Australian mining initiatives to improve productivity, innovation
The mining sector is etched into the Australian economy since the gold rush in 1850. With a labour force fully equipped for the volatility that the sector brings. Australia’s abundance of lead, nickel, iron, copper and other minerals are responsible for this commodity-based economy.
With changes occurring globally in the mining sector. Initiatives are being implemented and a growing number in innovations to increase overall productivity.
Expected changes in the mining industry include workforce management, operations due to technological advances, current tech involvement, recruitment and changing employee & board capabilities, changing perceptions of the mining industry,s etting realistic shareholder expectations, water management and more collaborations with METS (mining equipment, technology, and services like hydraulic repairs) to name a few.
There is no industry without a workforce, and the workforce is evolving. According to Deloitte, the biggest impacts to the workforce are the booming gig economy (short-term tenures, independent contractors and remote workers), robotics and cognitive technologies.

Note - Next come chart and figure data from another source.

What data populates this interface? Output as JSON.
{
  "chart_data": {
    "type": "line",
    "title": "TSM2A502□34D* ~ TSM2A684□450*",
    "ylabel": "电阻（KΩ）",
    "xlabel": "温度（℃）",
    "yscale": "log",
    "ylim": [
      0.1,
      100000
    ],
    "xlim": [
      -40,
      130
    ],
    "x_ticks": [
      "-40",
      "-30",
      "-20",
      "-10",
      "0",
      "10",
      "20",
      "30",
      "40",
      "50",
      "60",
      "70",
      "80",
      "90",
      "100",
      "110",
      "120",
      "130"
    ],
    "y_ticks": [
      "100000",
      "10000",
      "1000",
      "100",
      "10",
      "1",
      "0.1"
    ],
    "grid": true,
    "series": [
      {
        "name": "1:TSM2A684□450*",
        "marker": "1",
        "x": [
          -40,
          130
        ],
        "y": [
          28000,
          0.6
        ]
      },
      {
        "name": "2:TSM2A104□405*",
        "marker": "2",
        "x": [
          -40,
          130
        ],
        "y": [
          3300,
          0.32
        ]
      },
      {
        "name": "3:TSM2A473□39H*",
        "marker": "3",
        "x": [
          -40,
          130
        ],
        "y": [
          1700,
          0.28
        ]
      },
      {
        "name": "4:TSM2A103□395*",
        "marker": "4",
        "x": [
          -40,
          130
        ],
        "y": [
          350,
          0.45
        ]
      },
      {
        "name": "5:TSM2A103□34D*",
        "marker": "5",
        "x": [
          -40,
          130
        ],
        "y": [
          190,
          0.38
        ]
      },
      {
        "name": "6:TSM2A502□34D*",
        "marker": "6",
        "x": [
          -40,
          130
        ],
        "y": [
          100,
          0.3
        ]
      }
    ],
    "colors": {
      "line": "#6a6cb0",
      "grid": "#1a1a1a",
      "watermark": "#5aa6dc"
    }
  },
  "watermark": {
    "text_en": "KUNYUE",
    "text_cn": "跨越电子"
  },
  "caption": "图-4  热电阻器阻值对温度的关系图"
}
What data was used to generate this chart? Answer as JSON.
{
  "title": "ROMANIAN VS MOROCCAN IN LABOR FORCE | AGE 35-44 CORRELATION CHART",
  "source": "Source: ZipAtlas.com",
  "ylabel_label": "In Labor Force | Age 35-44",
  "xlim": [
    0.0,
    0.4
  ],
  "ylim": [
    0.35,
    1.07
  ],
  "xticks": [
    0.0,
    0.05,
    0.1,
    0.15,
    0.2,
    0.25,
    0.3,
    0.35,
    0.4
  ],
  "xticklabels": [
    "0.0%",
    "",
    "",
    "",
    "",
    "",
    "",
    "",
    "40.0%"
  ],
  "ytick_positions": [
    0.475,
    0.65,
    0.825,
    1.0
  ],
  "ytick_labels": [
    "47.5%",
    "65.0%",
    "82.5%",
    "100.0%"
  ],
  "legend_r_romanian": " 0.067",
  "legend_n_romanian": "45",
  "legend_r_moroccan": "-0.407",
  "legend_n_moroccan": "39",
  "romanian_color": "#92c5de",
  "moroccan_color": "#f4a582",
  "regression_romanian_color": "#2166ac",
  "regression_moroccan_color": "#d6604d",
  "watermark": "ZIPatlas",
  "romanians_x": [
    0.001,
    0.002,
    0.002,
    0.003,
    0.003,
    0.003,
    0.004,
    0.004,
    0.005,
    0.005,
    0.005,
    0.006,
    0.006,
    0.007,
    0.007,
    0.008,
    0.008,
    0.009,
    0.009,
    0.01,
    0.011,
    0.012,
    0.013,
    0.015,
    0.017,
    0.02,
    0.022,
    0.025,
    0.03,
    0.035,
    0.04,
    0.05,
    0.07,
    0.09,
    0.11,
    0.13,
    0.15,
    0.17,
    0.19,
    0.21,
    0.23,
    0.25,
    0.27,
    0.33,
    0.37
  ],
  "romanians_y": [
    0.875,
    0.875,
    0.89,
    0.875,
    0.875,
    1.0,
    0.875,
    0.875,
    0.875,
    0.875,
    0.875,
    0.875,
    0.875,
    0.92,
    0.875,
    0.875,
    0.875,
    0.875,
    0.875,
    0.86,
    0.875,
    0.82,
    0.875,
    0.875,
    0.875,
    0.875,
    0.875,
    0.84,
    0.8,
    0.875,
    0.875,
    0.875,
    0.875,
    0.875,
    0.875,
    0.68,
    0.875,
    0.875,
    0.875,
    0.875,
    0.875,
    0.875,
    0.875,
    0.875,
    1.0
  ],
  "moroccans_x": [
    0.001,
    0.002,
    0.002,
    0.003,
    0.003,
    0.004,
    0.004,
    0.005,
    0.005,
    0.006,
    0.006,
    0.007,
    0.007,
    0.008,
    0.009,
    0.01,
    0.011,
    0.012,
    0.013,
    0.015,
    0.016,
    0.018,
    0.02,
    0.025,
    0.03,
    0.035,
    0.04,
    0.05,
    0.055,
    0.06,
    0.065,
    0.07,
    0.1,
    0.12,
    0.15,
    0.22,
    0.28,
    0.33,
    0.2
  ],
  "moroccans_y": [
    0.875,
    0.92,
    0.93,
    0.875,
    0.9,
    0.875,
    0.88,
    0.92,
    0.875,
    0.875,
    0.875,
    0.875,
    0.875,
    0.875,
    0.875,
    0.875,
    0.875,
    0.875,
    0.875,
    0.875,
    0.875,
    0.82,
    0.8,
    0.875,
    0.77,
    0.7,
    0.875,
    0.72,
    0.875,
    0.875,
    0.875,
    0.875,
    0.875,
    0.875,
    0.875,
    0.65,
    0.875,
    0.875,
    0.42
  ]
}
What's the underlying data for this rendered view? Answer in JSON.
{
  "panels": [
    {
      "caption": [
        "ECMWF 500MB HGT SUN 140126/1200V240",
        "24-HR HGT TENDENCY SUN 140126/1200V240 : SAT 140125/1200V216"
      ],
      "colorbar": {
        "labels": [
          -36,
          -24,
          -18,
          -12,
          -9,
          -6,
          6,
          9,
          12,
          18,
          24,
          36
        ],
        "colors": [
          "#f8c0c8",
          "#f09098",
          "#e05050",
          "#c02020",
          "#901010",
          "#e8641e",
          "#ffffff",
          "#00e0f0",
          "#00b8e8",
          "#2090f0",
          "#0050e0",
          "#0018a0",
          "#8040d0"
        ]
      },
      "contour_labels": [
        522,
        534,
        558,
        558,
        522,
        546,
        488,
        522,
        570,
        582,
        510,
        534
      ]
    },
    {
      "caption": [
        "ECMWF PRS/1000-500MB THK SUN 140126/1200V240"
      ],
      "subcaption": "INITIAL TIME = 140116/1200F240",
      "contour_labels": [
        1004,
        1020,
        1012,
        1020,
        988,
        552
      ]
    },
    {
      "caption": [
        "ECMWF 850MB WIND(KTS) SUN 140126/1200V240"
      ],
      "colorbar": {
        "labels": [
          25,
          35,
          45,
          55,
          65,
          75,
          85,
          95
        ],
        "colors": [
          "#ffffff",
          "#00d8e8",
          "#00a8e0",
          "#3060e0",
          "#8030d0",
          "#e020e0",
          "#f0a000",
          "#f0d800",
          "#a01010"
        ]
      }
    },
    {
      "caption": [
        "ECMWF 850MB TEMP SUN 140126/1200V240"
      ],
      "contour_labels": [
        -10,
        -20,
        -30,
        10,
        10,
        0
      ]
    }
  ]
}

With the exponential changes in process and the necessity to reskill and upskill, it is vital for the mining industry to take a fresh look at managing the workforce by providing on-going training and the flexibility for workers to operate within tenures that suit them. An initiative example of reskilling and up skill training is by BHP, who offers training to fill the STEM gap.
Future employee capabilities
The Australian government has committed to funding STEM (science, technology, engineering, and mathematics) programs with 1 billion dollars into the education system. This means the new wave of employees will be equipped with programming, coding and digital skills, enabling them to know their way around robotics and technology within the sector.
Mining companies will need to ensure their existing employees can also parallel the capabilities of future employees. This allows for mining innovations to come from the sector, with miners creating operational assets that will best suit the needs.
Since the time of computers, we have foreseen the growth and implications of technological advances. This means driverless transportation, better systems that can be controlled remotely. According to a mining report released by the department of mining, there were 52 fatal accidents in Western Australia mining alone in a span of 13 years. Tech involvement could mean a decrease in mining-related fatalities, with less human involvement in hazardous conditions, i.e.: underground, at a height or exposed to harmful toxins.
Technology innovation highlights
* Initiative such research and development tax incentives could mean, more tax benefits for investors who fund R&D projects in Australia * The international council of mining and metals (ICMM) has proposed having cleaner surface vehicles that are greenhouse gas emission-free by 2040.
* Seequent and IMDEX are launching software than can ultimately lower cost and increase productivity in the mining industry. A 3D visual technology that collects surface data and determines the structural integrity of a drill hole. This means the process can stop after the initial drill if the subsurface is deemed unviable by the software. Saving money and time.
Setting realistic shareholder expectations
With change comes realigning expectations. The mining sector attracts many investors and shareholders, all in it for a return. But, adopting ongoing changes can often cause highs, lows, and uncertainties.
Shareholders generally understand how this works and hold a lot a power in dictating the direction a company will sway. At the end of the day, their concerns are on the capital allocation on technology or process that will yield the bigger number.
Ensuring increased productivity reports is vital for investors to learn where the money is going. According to an interview with BHP’s shareholder Elliot Advisors, the following were advised to the mining industry to meet the demands and foster good rapport with company shareholders.
More transparency: Talk about the negatives as well as the positives. The advice borders on working towards delivering on promises consistently.
Long-term governance model: Building a legacy rather than focusing solely on delivering monetary benefits. Focus more on the value of the company’s existence has in the communities, environment, development and the economy they serve.
There have been global concerns surrounding water conservation due to the finite nature of the resource. The mining and resource industries have always relied on gigalitres of water every year on operation in Australia. According to the ABS the 2014-2015 estimated 76,140 GLs of water was extracted to support the resources industry.
Australia is also a dry continent exacerbating the problem. The international Council of Mining and Metals (ICMM) announced their new commitment to better water management to their members including Rio Tinto, BHP Billiton, South 32, Barrick, MMG and 18 others. The initiative saw published resources like “A practical guide to consistent water reporting report” along with prompting to the miners to work closely with government agencies to achieve sustainable water usage practices.
There you have it, the 5 key important initiatives to aid the mining and resources sectors to stride forward smoothly.